Army Chief of Staff Gen. James McConville said that despite budget constraints, the service has focused on science and technology investments and priorities, but it would like more funding to modernize legacy weapons systems.

"The budget gives us the most efficient capability when it comes to readiness.... We have to modernize the Army. Every 40 years, the Army has to transform: It did in 1940 right before World War II, it did in 1980.... Quite frankly, I think in 2020 we must do the same," he said.

"So we have done all we can, the secretary and myself, to protect the modernization of the Army, and we believe we must do that."

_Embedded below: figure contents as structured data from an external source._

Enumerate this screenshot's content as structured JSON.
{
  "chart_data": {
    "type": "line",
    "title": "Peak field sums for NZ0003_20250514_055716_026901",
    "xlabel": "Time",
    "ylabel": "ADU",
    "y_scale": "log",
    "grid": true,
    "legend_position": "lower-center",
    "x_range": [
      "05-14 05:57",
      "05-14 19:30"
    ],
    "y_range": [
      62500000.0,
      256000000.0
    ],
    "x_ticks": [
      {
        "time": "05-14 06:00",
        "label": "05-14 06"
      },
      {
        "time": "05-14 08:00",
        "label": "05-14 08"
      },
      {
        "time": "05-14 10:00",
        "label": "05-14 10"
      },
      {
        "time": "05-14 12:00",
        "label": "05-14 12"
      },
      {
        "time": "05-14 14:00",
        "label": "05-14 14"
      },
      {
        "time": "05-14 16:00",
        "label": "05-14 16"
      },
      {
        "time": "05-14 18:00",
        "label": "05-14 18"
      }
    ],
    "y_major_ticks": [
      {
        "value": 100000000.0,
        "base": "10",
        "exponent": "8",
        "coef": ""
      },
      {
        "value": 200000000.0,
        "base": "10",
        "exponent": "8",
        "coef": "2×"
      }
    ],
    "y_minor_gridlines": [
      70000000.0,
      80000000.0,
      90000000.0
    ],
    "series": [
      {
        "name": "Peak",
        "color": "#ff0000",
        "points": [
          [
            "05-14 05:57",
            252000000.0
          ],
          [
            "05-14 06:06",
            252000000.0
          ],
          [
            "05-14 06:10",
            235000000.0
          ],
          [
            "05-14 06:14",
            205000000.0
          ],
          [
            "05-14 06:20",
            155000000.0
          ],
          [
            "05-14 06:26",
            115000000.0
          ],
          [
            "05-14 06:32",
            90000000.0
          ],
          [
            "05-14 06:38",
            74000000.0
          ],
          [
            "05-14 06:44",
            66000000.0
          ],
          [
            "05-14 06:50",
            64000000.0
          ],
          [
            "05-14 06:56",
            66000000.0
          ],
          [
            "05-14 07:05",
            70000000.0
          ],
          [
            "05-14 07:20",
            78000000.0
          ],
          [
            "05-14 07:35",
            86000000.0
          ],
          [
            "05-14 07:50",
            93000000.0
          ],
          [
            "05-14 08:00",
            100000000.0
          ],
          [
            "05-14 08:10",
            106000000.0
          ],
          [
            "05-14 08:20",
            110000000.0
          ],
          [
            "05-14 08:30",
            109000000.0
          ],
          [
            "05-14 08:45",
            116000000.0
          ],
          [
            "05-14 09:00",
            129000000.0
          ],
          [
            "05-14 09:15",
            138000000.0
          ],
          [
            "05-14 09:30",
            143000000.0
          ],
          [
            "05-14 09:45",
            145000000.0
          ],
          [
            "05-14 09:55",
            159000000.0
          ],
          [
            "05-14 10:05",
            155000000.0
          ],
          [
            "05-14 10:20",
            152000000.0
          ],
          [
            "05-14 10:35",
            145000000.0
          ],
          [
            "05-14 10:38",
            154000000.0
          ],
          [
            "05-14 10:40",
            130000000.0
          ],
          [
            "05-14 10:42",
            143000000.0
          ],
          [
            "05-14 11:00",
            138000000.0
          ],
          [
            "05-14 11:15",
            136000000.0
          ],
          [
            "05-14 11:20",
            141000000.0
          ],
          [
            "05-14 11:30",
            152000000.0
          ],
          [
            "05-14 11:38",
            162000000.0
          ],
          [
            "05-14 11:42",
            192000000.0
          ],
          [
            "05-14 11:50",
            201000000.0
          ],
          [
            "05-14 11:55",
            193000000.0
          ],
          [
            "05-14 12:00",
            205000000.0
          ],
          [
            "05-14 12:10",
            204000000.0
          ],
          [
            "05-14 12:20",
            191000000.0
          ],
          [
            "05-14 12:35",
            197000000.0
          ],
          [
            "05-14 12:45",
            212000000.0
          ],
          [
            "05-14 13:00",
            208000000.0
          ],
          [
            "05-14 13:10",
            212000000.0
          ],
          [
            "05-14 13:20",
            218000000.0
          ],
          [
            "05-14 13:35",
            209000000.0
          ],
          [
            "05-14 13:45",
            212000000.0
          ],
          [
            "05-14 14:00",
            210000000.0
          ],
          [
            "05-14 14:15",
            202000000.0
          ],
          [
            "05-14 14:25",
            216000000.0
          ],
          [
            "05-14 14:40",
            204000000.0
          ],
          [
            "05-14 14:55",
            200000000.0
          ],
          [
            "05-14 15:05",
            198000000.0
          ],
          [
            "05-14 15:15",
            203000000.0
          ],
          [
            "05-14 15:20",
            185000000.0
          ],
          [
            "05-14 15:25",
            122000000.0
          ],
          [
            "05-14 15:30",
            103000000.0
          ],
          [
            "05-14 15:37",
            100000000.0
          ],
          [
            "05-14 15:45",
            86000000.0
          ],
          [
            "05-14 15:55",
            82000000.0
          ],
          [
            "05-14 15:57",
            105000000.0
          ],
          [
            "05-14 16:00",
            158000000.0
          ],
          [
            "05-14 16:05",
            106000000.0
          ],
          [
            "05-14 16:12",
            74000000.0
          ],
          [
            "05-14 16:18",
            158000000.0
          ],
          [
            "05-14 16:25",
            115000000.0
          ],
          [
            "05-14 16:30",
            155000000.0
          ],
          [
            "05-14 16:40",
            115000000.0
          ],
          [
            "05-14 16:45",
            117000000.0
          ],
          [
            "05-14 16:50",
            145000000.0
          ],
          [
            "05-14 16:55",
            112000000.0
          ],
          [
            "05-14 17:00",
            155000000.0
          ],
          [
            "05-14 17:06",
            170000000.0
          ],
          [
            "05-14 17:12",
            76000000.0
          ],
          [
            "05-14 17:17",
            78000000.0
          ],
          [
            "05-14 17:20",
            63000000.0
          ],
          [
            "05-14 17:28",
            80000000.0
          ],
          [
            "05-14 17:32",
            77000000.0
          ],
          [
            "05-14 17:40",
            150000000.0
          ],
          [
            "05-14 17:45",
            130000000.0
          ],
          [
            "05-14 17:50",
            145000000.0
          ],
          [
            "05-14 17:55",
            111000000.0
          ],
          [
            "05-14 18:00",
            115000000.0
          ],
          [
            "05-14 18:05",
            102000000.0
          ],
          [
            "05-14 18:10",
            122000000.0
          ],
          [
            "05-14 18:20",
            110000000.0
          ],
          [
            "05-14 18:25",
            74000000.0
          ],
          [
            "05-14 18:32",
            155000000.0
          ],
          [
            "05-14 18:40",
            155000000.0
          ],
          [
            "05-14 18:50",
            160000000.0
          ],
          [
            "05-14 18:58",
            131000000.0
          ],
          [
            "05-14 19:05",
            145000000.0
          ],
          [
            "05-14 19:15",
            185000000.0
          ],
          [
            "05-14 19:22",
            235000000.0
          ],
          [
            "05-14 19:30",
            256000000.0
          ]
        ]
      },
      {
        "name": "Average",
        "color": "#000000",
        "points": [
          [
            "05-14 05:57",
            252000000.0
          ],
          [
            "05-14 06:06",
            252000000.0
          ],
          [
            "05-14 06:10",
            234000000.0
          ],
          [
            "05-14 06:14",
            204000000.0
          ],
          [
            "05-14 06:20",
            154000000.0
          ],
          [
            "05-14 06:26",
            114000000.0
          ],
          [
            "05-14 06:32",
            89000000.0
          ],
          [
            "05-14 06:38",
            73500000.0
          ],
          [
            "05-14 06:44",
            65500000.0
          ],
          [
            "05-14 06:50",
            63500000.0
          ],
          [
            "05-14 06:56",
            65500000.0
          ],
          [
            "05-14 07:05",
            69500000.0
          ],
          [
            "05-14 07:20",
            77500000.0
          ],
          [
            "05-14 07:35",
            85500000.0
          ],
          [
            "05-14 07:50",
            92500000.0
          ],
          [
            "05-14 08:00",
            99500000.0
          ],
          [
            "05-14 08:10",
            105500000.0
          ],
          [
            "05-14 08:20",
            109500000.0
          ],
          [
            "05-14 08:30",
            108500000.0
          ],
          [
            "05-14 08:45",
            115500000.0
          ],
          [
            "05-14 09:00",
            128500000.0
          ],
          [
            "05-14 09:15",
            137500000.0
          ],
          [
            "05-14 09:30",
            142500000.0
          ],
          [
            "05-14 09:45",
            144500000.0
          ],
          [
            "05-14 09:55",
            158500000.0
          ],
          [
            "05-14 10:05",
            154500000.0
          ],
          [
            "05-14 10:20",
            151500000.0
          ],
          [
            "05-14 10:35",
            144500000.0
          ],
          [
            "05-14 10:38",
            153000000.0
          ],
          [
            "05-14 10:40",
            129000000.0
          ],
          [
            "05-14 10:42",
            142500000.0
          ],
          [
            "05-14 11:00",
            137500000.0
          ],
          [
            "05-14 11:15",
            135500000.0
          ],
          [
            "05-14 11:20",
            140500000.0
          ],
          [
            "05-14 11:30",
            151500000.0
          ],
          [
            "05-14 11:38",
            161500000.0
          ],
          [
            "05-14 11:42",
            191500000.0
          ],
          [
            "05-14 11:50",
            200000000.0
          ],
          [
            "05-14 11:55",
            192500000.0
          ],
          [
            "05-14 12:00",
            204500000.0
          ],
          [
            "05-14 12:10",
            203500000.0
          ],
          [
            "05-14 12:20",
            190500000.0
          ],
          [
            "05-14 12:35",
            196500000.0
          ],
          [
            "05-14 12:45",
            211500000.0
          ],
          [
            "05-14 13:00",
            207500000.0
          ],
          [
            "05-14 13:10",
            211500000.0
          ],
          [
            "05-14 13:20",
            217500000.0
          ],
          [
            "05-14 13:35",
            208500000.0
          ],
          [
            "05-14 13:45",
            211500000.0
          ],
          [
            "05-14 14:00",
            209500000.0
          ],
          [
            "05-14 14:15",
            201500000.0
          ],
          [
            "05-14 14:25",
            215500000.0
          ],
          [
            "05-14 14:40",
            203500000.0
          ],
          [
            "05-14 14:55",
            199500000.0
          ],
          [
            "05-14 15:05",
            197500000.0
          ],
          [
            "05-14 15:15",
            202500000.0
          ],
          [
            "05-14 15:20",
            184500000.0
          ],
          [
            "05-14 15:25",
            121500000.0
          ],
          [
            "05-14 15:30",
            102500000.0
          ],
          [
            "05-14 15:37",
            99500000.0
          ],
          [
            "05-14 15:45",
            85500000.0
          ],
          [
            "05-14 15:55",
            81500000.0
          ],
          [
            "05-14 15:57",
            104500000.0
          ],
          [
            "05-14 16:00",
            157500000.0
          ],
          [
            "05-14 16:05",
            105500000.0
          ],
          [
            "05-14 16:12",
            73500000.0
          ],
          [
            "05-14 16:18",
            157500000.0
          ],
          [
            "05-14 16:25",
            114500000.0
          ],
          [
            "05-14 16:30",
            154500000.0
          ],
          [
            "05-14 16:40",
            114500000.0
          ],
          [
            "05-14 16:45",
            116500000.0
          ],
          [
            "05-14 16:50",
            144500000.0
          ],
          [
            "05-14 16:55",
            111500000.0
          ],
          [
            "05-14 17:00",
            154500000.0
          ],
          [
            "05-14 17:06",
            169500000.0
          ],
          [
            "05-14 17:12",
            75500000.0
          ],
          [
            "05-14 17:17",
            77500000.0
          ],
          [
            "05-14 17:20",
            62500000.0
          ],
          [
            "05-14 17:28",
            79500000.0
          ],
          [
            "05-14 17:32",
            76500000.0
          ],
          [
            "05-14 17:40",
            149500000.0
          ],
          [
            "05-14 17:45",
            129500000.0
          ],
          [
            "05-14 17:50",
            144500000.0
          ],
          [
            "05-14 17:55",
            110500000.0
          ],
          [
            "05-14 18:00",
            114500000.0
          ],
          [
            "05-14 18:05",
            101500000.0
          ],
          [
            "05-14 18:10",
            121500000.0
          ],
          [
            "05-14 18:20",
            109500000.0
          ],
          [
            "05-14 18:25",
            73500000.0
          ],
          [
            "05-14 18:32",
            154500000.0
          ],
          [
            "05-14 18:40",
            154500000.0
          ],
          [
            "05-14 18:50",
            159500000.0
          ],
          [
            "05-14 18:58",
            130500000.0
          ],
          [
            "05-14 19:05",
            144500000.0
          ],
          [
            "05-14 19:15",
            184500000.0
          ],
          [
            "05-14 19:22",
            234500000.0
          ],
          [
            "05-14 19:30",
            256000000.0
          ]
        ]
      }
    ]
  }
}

Army Secretary Christine Wormuth concurred, adding that despite those efforts the service was still "under stress" in some areas, including in air defense.

"We are in a very, very, very tough international security environment, there is no shortage of threats," she said. "We are still under stress, particularly in certain areas like air defense as you know, so we're going to be strong advocates going into the future budget discussions."

However, Sen. Jack Reed (D-R.I.), the chairman of the Senate Armed Services Committee, questioned the Army's modernization plans in an opening statement, saying that priority areas, such as long-range precision fires and the communications network were "ambitious and far-sighted objectives, but we must acknowledge that the Army has historically struggled to effectively modernize."

The Army has been working to change that through its acquisition process, focusing on developing prototypes with soldier feedback before developing requirements and going into production. But there are still barriers to that, according to Douglas Bush, the Army's acting assistant secretary for Acquisition, Logistics and Technology.

"That transition from prototyping, at different levels of fidelity, to actual production is the difficult part of this new approach," Bush said during a separate SASC hearing on Army modernization June 15.

Bush said the acquisitions office is working with Army Futures Command to make sure the "handovers" are planned in advance and the teams work together throughout the process "to make sure it's not being thrown over the fence" and done in a way that's "responsible and properly tested."

But there are funding challenges for the testing ranges -- which the Army has increasingly relied on as it tests prototyped technologies for its Project Convergence exercises.

Sen. Mark Kelly (D-Ariz.) said he was concerned that test ranges, such as Yuma Proving Ground that hosted the Army's first Project Convergence last year, were losing funding at a critical point in the Army's modernization plan and that the innovation the Army is looking for will be reliant on rigorous testing of equipment which needs facilities to support that.

"These are premier testing sites for the advanced systems that will modernize America's army. It is critical that we not only invest in programs but in range infrastructure -- it's often the thing that's left out," Kelly said.